First, there was Sid Vicious. Or maybe it was my friend Maggie’s older brother, Andy. But then, maybe it had been my father himself. Though, I would never have put him on such a list. At thirty-five, I did not know who had been the first to break me. I did not care to know. I did know that I loved music, babies and my father, Lowell. None of these could disappoint me. These were my heroes. It was heartbreak I could not bear. Cannot.

1. Sid Vicious/Andy

I wanted to be a homeless heroin addict for Halloween. So it was definitely Sid Vicious. Or maybe Andy.

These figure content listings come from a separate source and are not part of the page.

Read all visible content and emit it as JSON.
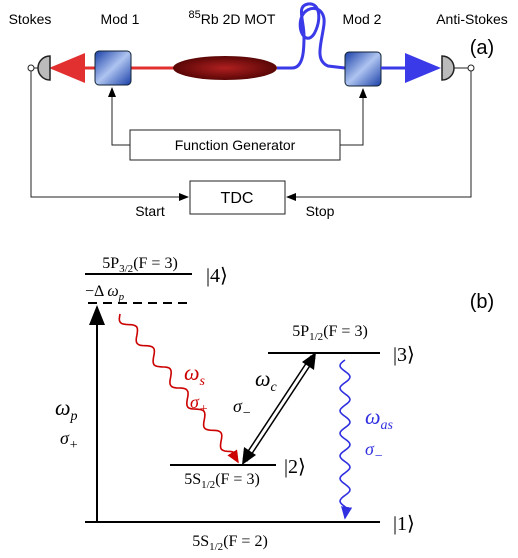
{
  "setup": {
    "stokes": "Stokes",
    "mod1": "Mod 1",
    "mot": {
      "sup": "85",
      "text": "Rb 2D MOT"
    },
    "mod2": "Mod 2",
    "anti_stokes": "Anti-Stokes",
    "panel": "(a)",
    "function_generator": "Function Generator",
    "tdc": "TDC",
    "start": "Start",
    "stop": "Stop"
  },
  "levels": {
    "panel": "(b)",
    "level4": {
      "base": "5P",
      "sub": "3/2",
      "tail": "(F = 3)",
      "ket": "|4⟩"
    },
    "level3": {
      "base": "5P",
      "sub": "1/2",
      "tail": "(F = 3)",
      "ket": "|3⟩"
    },
    "level2": {
      "base": "5S",
      "sub": "1/2",
      "tail": "(F = 3)",
      "ket": "|2⟩"
    },
    "level1": {
      "base": "5S",
      "sub": "1/2",
      "tail": "(F = 2)",
      "ket": "|1⟩"
    }
  },
  "transitions": {
    "detuning": {
      "prefix": "−Δ",
      "symbol": "ω",
      "sub": "p"
    },
    "pump": {
      "symbol": "ω",
      "sub": "p",
      "pol_symbol": "σ",
      "pol_sub": "+"
    },
    "stokes": {
      "symbol": "ω",
      "sub": "s",
      "pol_symbol": "σ",
      "pol_sub": "+"
    },
    "coupling": {
      "symbol": "ω",
      "sub": "c",
      "pol_symbol": "σ",
      "pol_sub": "−"
    },
    "anti_stokes": {
      "symbol": "ω",
      "sub": "as",
      "pol_symbol": "σ",
      "pol_sub": "−"
    }
  }
}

“A what?” my mother had asked.

“You know, a drug addict.” I was eight, and it was the era of Nancy Reagan’s “Just Say No” campaign. I had caught a glimpse of Sid and Nancy at Maggie’s house one Friday after school. Maggie’s brother, Andy, attempting to induce fear in us, made us sit through a half hour of the movie, maybe more. Andy had ruffled my penny-colored hair and said, “Isadora, watch: This is your brain on drugs.” Pretending to hold the handle of a frying pan with one hand, he mimed cracking an egg with his other hand. Then he wiggled all ten fingers over the pretend frying pan, simulating the splattering egg.

“My brother’s so gross,” Maggie later complained. I disagreed.

My mother, Alice, taught sociology at the state university. She was an avid reader and a perfectionist, and she’d immersed herself in parenting guides since the day she gave birth. When I presented my Halloween costume choice, she was in the midst of reading 5,6,7,8 – From Imagination to Education: A Primary Schooler’s Developmental Stages and also, a book on the cutting edge disciplinary technique of the day called, Yes, You Can! A Parent’s Guide to Positive Reinforcement. At least, these are my guesses. (I’ve rummaged through her collection of parenting self-help books. I’ve even catalogued them for her.) Alice convinced my dad that they should give in about the costume, maybe explaining that it was essential to indulge the stages of my imagination in a positive manner. These were the types of arguments Alice used to make.

When she took me and Maggie, who dressed as a fairy princess, door-to-door in the neighborhood, people asked, “Well what are you, little girl?” I held out my arms to reveal drawn-on track marks, and replied, “A homeless junkie.”

Sid Vicisous – or would you say it was Andy?, a sloppy, fourteen-year-old, pot-smoking skater who idolized punk music – set the tone for all of my future loves to come, beginning with Dmitri Mercurio.